DOI: 10.7208/chicago/9780226612973.003.0003
[prestige;literary field;book sales;book reviewing;cultural capital;great divide;aesthetic judgment]
How durable are standards of literary judgment? Many literary histories imply that these standards can change within a few decades, as the criteria of the Enlightenment are overthrown by Romanticism, or Victorian assumptions about poetic quality are dismantled by modernism. To test these assumptions, this chapter models a boundary between prestigious works of poetry and fiction (reviewed in elite journals) and obscure works, selected randomly from a large digital library. These models of literary prestige turn out to be very stable: an entire century of judgment about poetry can be described with 79% accuracy by a single model. Moreover, a model based on 25 years of evidence can predict 25 or 50 years into the future with little loss of accuracy—even across boundaries conventionally associated with, say, a modernist poetic revolution. This evidence suggests that stability and momentum may play a larger role in literary history than we have acknowledged. The chapter closes by comparing evidence about critical prestige in fiction to evidence about book sales.

DOI: 10.7208/chicago/9780226612973.003.0004
[gender;characterization;stereotypes;authorship;masculinity in fiction;femininity in fiction;women writers]
This chapter explores the paradox that the representation of gender in fiction became more flexible while the sheer balance of attention between fictional men and women was growing more unequal. The rigidity of gendered roles can be measured by asking how easy it is to infer grammatical gender from ostensibly ungendered words used in characterization. In the nineteenth century, roles are so predictable that this inference is easy; it becomes harder as we move toward the present. But the diminishing power of stereotypes does not parallel progress toward equality of representation. On the contrary, by the middle of the twentieth century, women have lost almost half the space they occupied in nineteenth-century fiction. This tension between growing flexibility and growing inequality of representation presents literary historians with a striking paradox; a few potential explanations are considered.
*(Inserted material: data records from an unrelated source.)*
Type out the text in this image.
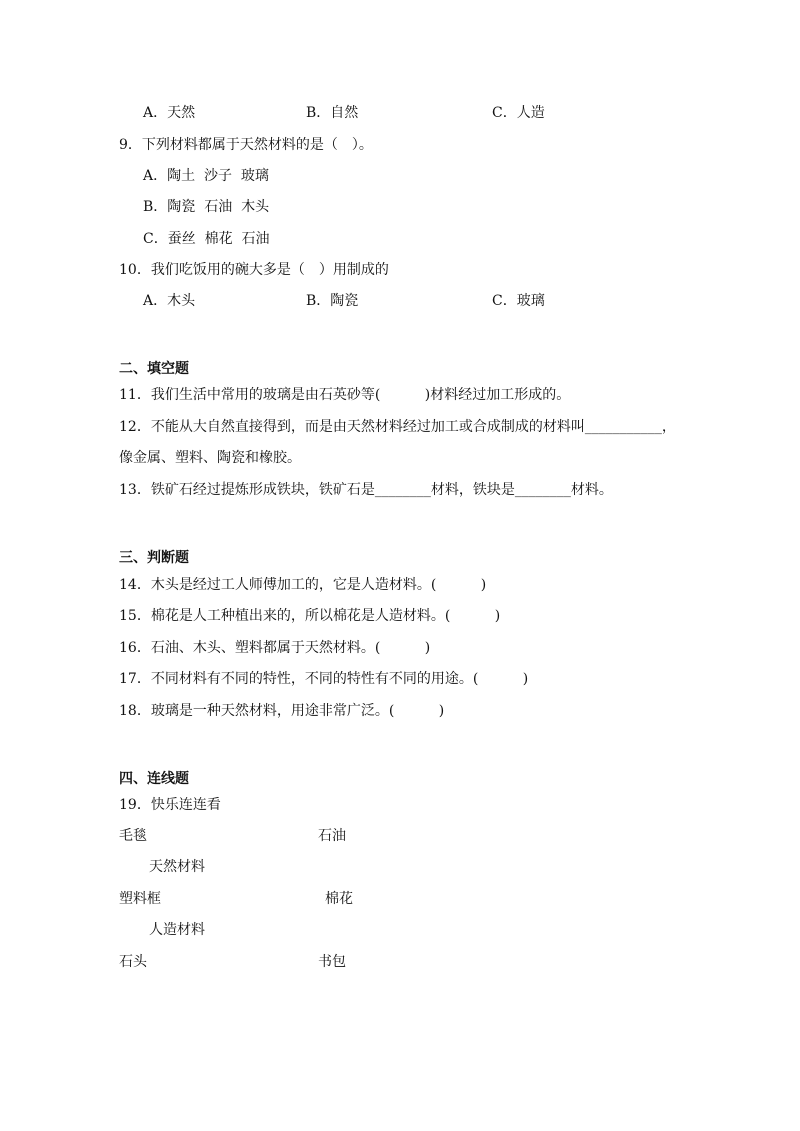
A．天然	B．自然	C．人造
9．下列材料都属于天然材料的是（　）。
A．陶土  沙子  玻璃
B．陶瓷  石油  木头
C．蚕丝  棉花  石油
10．我们吃饭用的碗大多是（　）用制成的
A．木头	B．陶瓷	C．玻璃
二、填空题
11．我们生活中常用的玻璃是由石英砂等(          )材料经过加工形成的。
12．不能从大自然直接得到，而是由天然材料经过加工或合成制成的材料叫___________，
像金属、塑料、陶瓷和橡胶。
13．铁矿石经过提炼形成铁块，铁矿石是________材料，铁块是________材料。
三、判断题
14．木头是经过工人师傅加工的，它是人造材料。(          )
15．棉花是人工种植出来的，所以棉花是人造材料。(          )
16．石油、木头、塑料都属于天然材料。(          )
17．不同材料有不同的特性，不同的特性有不同的用途。(          )
18．玻璃是一种天然材料，用途非常广泛。(          )
四、连线题
19．快乐连连看
毛毯	石油
天然材料
塑料框	棉花
人造材料
石头	书包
DOI: 10.7208/chicago/9780226612973.003.0005
[distant reading;pleasure;digital humanities;mechanical objectivity;New Criticism;New Historicism;teaching;interdisciplinarity;big data]
Large-scale quantitative inquiry about literature is more deeply controversial than this book has so far admitted: critics claim not only that research of this kind is ineffective, but that it may be dangerous. To address that concern, this chapter explores several genuine risks of distant reading. First, preoccupation with quantitative details might lead literary scholars to forget the point of their enterprise—which is, after all, illuminating the enjoyment of poems, plays, and novels. Second, association with computers might create an illusory aura of objectivity. Third, new approaches might prove difficult to fit into the curricular framework of a literature department. The chapter suggests that the first of these dangers can be addressed with ambitious, vivid writing; it argues that the second danger is best addressed by emphasizing the intellectual foundations of distant reading and minimizing digital hype. Curricular challenges, however, may prove more difficult to surmount. In the course of exploring these genuine problems with distant reading, the chapter also dismisses a couple of spurious ones—including the presentist assumption that literature must be allied with concrete particularity, and fear-mongering about "big data."